No sé si en las aulas de hoy sigue dándose la tendencia a menospreciar a aquellos que prefieren la literatura a la química. Pero cuando era yo la que recorría los pasillos de un instituto lleno de púberes, si no eras del team ciencias parecía que como estudiante como estudiante valías menos.

Yo siempre he estado orgullosa de lo que soy en ese sentido. Se me llena la boca sin ningún reparo en gritar a los cuatro vientos: soy de letras. Y hoy más que nunca estoy convencida de la importancia de las Humanidades, y sobre todo, del incalculable valor de la palabra.

Hoy vuelvo a esa reflexión sobre esta dicotomía que reinaba entre los adolescentes de mi generación después de encender la televisión y ver cómo cientos de personas abandonan su ciudad entre bombardeos. Hoy confirmo de nuevo que no estaba equivocada cuando discutía con mis compañeros afirmando a voz en grito que la Historia es tan importante como las Matemáticas.

Yo que pensaba que habíamos aprendido bien la lección de que quien olvida su historia está condenado a repetirla, me pregunto si es que acaso aprenderemos alguna vez. Y si no es más cierto que el hombre es el único animal capaz de tropezar dos, tres o infinitas veces en la misma piedra.

Al igual que en estos dos últimos años la ciencia ha demostrado ser la salvación del mundo, ahora creo que es necesario que reine la política, la diplomacia, la palabra. Que seamos conscientes de una vez por todas de que las Humanidades también son la salvación de esta humanidad a veces egoísta y déspota.

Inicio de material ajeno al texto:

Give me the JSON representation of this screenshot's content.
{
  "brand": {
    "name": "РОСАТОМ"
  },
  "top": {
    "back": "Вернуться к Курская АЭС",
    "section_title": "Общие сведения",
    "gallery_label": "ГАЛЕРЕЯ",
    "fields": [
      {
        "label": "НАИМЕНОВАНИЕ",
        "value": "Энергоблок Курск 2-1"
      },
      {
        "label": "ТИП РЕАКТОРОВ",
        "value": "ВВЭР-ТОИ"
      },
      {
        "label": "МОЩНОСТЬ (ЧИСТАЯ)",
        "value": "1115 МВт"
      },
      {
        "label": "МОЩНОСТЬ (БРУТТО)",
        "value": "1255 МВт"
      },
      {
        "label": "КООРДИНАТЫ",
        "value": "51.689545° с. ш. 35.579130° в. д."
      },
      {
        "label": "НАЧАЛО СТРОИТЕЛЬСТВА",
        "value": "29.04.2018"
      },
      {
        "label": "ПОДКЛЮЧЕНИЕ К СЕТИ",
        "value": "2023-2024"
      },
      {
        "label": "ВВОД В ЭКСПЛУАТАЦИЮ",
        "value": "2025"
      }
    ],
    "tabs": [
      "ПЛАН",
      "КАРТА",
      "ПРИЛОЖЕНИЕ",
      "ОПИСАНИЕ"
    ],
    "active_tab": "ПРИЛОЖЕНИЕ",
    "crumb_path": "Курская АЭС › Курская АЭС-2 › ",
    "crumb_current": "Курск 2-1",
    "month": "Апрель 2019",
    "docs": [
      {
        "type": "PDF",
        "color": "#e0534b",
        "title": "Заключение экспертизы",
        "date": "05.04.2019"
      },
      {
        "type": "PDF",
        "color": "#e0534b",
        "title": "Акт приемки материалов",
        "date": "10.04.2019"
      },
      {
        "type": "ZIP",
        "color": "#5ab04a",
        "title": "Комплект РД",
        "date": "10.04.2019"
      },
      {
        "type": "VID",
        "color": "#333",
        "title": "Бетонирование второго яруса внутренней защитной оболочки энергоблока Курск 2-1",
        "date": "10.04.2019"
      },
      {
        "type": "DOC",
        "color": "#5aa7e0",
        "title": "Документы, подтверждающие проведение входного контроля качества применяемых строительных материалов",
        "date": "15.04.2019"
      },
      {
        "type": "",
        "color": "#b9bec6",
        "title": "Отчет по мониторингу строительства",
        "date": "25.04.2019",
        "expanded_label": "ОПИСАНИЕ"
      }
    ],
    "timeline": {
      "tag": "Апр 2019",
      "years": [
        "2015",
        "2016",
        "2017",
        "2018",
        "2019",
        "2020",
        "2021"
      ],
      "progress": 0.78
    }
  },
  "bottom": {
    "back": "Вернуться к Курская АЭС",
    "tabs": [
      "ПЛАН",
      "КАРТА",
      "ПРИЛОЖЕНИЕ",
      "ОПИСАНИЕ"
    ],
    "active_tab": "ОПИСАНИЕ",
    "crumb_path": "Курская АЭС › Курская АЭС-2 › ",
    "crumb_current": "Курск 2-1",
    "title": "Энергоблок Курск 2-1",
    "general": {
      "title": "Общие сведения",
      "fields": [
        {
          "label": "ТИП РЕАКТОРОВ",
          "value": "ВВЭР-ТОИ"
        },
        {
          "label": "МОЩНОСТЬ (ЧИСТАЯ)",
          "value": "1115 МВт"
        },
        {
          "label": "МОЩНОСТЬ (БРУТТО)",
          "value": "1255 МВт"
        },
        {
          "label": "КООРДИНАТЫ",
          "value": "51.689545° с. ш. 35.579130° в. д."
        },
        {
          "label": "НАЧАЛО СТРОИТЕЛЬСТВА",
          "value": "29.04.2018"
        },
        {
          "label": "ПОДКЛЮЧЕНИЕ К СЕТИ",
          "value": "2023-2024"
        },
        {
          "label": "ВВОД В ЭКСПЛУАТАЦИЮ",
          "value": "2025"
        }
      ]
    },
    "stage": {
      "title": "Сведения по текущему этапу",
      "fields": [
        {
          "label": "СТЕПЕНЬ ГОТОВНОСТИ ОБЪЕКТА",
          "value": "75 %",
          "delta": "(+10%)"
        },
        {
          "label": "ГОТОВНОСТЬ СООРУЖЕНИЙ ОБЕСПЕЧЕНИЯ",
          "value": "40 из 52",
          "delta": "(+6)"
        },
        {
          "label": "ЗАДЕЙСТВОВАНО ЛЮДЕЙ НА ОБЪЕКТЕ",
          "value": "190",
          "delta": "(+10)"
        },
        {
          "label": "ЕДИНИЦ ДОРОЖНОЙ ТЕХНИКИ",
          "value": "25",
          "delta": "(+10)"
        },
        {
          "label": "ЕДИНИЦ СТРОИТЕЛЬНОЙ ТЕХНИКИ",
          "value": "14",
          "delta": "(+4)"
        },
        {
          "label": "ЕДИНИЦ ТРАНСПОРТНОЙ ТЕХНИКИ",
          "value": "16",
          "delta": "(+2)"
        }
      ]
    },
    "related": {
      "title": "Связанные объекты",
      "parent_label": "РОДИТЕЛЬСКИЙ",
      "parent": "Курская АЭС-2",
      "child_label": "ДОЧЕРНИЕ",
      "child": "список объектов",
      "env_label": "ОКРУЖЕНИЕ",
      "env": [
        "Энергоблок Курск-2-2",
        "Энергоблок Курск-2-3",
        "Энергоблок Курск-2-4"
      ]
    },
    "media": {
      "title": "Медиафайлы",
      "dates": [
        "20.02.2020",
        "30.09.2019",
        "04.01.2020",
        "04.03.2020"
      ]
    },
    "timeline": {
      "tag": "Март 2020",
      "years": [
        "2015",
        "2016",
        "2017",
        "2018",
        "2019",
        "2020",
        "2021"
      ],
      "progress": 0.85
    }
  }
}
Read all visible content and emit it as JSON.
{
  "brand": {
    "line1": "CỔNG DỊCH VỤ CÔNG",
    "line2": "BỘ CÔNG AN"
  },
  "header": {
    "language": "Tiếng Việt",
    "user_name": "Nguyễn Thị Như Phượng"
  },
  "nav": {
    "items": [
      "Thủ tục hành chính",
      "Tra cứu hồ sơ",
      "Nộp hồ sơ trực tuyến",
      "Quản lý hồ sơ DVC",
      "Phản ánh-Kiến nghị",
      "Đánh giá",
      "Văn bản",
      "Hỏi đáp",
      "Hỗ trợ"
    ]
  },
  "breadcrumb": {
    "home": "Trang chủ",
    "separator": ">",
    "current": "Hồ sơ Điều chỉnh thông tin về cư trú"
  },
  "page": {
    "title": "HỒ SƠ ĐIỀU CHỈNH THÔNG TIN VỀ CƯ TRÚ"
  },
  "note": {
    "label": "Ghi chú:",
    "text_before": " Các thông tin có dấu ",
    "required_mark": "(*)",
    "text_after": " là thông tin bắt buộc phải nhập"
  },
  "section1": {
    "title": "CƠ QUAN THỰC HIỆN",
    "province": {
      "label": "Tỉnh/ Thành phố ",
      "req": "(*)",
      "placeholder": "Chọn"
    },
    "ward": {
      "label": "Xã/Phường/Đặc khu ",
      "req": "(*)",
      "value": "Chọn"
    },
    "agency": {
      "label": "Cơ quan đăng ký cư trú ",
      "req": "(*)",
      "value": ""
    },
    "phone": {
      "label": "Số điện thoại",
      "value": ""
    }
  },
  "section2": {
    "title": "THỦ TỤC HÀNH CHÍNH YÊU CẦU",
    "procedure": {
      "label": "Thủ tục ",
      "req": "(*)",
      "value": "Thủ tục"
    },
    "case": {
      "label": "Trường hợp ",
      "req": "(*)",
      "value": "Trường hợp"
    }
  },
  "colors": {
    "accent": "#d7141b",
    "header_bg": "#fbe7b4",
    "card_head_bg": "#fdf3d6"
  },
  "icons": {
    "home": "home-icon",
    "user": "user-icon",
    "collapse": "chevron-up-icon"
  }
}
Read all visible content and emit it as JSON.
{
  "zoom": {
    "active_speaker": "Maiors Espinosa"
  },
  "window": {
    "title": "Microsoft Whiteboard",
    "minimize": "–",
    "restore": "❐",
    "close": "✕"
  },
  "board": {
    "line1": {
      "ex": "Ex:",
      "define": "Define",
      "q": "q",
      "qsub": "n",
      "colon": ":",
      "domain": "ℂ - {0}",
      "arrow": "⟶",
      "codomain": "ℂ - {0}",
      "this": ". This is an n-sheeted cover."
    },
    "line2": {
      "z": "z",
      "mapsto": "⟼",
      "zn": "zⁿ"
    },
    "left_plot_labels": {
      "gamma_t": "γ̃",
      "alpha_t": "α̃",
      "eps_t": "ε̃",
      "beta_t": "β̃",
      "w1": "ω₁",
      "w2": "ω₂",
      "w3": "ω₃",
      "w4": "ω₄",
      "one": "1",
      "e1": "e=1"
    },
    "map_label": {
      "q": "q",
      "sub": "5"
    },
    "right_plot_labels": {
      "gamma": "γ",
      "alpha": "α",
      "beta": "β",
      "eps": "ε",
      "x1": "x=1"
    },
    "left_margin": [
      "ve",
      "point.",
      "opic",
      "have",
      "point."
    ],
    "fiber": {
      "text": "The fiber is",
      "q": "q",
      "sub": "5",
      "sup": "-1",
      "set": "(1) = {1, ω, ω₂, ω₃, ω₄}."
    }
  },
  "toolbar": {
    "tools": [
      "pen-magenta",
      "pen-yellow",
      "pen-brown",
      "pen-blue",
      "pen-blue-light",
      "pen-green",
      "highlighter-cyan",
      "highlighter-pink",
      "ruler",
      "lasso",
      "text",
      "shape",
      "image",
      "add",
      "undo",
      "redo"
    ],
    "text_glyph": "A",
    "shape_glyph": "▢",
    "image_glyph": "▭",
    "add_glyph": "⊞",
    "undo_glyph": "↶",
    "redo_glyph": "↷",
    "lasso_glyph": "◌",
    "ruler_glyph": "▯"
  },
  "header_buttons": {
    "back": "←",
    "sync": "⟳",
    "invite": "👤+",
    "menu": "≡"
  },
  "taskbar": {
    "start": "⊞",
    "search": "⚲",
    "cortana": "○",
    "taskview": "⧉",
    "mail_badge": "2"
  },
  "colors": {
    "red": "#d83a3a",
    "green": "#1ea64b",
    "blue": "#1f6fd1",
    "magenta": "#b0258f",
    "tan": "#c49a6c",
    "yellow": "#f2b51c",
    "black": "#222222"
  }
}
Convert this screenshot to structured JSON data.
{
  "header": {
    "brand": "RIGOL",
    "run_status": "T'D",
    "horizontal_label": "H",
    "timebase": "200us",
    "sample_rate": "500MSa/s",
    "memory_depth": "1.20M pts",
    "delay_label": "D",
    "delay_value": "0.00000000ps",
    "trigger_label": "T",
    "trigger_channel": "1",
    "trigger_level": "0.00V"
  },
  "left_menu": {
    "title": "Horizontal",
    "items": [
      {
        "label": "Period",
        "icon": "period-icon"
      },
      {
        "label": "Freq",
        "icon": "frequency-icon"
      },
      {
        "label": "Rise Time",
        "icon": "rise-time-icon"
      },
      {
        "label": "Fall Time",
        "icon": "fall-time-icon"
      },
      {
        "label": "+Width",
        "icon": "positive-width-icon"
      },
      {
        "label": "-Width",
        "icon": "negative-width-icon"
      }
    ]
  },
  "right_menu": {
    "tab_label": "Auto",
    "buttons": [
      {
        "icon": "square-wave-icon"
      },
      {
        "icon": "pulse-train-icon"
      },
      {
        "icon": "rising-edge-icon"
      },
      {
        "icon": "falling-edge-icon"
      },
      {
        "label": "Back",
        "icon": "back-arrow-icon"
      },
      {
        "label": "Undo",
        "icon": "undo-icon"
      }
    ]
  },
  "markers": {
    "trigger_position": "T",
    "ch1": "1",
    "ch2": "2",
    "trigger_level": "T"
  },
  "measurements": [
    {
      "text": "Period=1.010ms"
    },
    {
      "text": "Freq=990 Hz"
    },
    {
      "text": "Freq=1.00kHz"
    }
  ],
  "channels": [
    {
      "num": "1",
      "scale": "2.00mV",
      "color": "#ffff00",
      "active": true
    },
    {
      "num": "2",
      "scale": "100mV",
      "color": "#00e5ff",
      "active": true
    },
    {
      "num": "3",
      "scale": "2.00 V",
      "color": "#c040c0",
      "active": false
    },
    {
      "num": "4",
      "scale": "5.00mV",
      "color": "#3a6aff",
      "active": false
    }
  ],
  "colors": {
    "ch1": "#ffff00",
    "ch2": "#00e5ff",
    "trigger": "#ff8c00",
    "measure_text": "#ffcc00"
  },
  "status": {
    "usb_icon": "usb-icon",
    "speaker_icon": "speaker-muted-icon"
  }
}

A todos los que como yo, en estos momentos de incertidumbre sientan miedo o inquietud por un futuro que se nos presenta incierto les diría: no estáis solos. Y aunque no sea cuestión de vivir ignorando lo que nos rodea, permitámonos unos minutos al día para estar agradecidos por las pequeñas cosas que nos hacen felices, ya sea leer un buen libro o mirar al cielo a través de un telescopio.

Porque la fragilidad de la vida es un hecho que todos, más tarde o más temprano, comprobamos. Y esa verdad por suerte o por desgracia no hace distinciones entre científicos o filósofos.